Gli ultimi fatti di cronaca vedono spesso gli stranieri responsabili di gravi delitti come stupri e omicidi. C'è la tendenza dei media ad aumentare l'immagine negativa di chi viene dall'estero?
«I media amplificano tutto, non solo l'argomento in questione. È come un passepartout. Comunque il discorso è molto articolato ed è difficile rispondere senza scendere negli abissi della psicologia e della sociologia. Posso dire soltanto che, insieme alla democrazia e la libertà di parola, anche l'obiettività dell'informazione è una cavolata per farci sentire più liberi e più tranquilli».

Quanto è importante per te l'immagine?
«Sarei ipocrita a dire che nel mio lavoro l'immagine non conti. L'occhio della telecamera è tremendo e, di conseguenza, anche quello di un telespettatore.

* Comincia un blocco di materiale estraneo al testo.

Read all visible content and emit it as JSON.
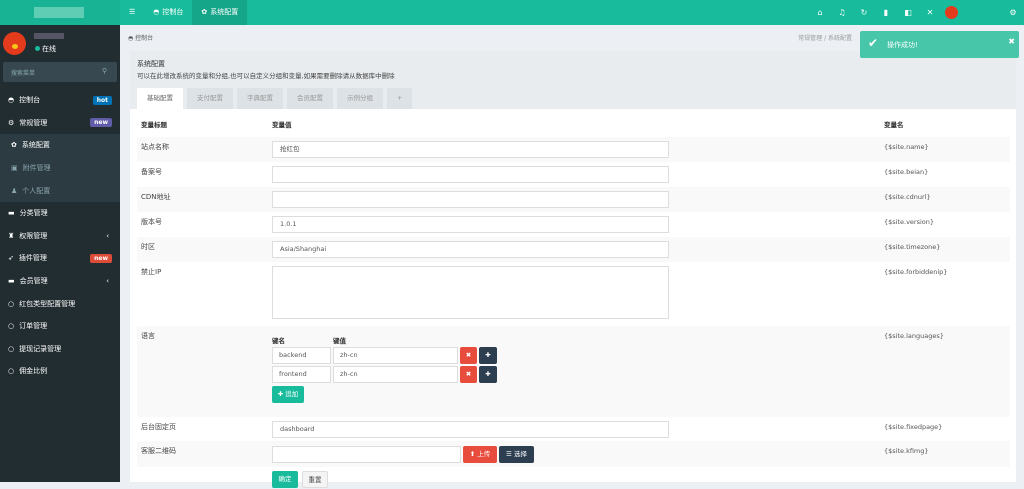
{
  "header": {
    "nav": [
      {
        "icon": "menu-icon",
        "label": ""
      },
      {
        "icon": "dashboard-icon",
        "label": "控制台"
      },
      {
        "icon": "gear-icon",
        "label": "系统配置"
      }
    ],
    "icons": [
      "home-icon",
      "bell-icon",
      "refresh-icon",
      "trash-icon",
      "translate-icon",
      "fullscreen-icon"
    ],
    "settings_icon": "cogs-icon"
  },
  "sidebar": {
    "status": "在线",
    "search_placeholder": "搜索菜单",
    "items": [
      {
        "label": "控制台",
        "icon": "dashboard-icon",
        "badge": "hot",
        "badge_color": "#0073b7",
        "type": "top"
      },
      {
        "label": "常规管理",
        "icon": "cogs-icon",
        "badge": "new",
        "badge_color": "#605ca8",
        "type": "top"
      },
      {
        "label": "系统配置",
        "icon": "gear-icon",
        "type": "sub",
        "active": true
      },
      {
        "label": "附件管理",
        "icon": "image-icon",
        "type": "sub"
      },
      {
        "label": "个人配置",
        "icon": "user-icon",
        "type": "sub"
      },
      {
        "label": "分类管理",
        "icon": "list-icon",
        "type": "top"
      },
      {
        "label": "权限管理",
        "icon": "group-icon",
        "type": "top",
        "chevron": true
      },
      {
        "label": "插件管理",
        "icon": "rocket-icon",
        "badge": "new",
        "badge_color": "#dd4b39",
        "type": "top"
      },
      {
        "label": "会员管理",
        "icon": "list-icon",
        "type": "top",
        "chevron": true
      },
      {
        "label": "红包类型配置管理",
        "icon": "circle-icon",
        "type": "top"
      },
      {
        "label": "订单管理",
        "icon": "circle-icon",
        "type": "top"
      },
      {
        "label": "提现记录管理",
        "icon": "circle-icon",
        "type": "top"
      },
      {
        "label": "佣金比例",
        "icon": "circle-icon",
        "type": "top"
      }
    ]
  },
  "breadcrumb": "控制台",
  "toast": {
    "message": "操作成功!",
    "behind_text": "常规管理 / 系统配置"
  },
  "panel": {
    "title": "系统配置",
    "description": "可以在此增改系统的变量和分组,也可以自定义分组和变量,如果需要删除请从数据库中删除",
    "tabs": [
      "基础配置",
      "支付配置",
      "字典配置",
      "会员配置",
      "示例分组",
      "+"
    ],
    "columns": [
      "变量标题",
      "变量值",
      "变量名"
    ],
    "rows": [
      {
        "title": "站点名称",
        "value": "抢红包",
        "var": "{$site.name}"
      },
      {
        "title": "备案号",
        "value": "",
        "var": "{$site.beian}"
      },
      {
        "title": "CDN地址",
        "value": "",
        "var": "{$site.cdnurl}"
      },
      {
        "title": "版本号",
        "value": "1.0.1",
        "var": "{$site.version}"
      },
      {
        "title": "时区",
        "value": "Asia/Shanghai",
        "var": "{$site.timezone}"
      },
      {
        "title": "禁止IP",
        "value": "",
        "var": "{$site.forbiddenip}"
      },
      {
        "title": "语言",
        "var": "{$site.languages}",
        "key_header": "键名",
        "val_header": "键值",
        "pairs": [
          {
            "key": "backend",
            "val": "zh-cn"
          },
          {
            "key": "frontend",
            "val": "zh-cn"
          }
        ],
        "add_label": "✚ 追加"
      },
      {
        "title": "后台固定页",
        "value": "dashboard",
        "var": "{$site.fixedpage}"
      },
      {
        "title": "客服二维码",
        "value": "",
        "var": "{$site.kfimg}",
        "upload_label": "上传",
        "select_label": "选择"
      }
    ],
    "submit_label": "确定",
    "reset_label": "重置"
  }
}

Conta certamente, ma non è un problema per cui non ci dormo la notte».

Ritieni superato lo stereotipo della donna dell'Est vista come figura bella e glaciale?
«Gli italiani, come del resto tutti gli altri popoli, generano stereotipi per poter catalogare al meglio gruppi o fenomeni societari. Ne siamo influenzati tutti, poi dipende dagli strumenti che uno possiede, come e se riuscirà a "maneggiare" un determinato precetto. Insomma, credo che questo stereotipo, come d'altronde quello diametralmente opposto affibbiato alla donna latina, difficilmente potrà essere superato».

La tua idea su Telegiornaliste?
«È sicuramente un sito curioso, ne sono venuta a conoscenza tramite amici e colleghi che mi hanno parlato del forum in cui ci sono appunto molte immagini della mia trasmissione. Colgo l'occasione per salutare e ringraziare tutti i miei telespettatori che mi seguono e scrivono. Il feedback rappresenta senza dubbio una bella soddisfazione. Comunque si tratta di un contenitore virtuale interessante che riunisce tutte le telegiornaliste italiane e non. È un piacere conoscere indirettamente le proprie colleghe».

Dove vuoi arrivare nel giornalismo?
«Non parlo dei miei progetti e delle mie ambizioni. Diciamo che è un bel viaggio, e ogni viaggio può essere inteso e vissuto con un'infinità di modi».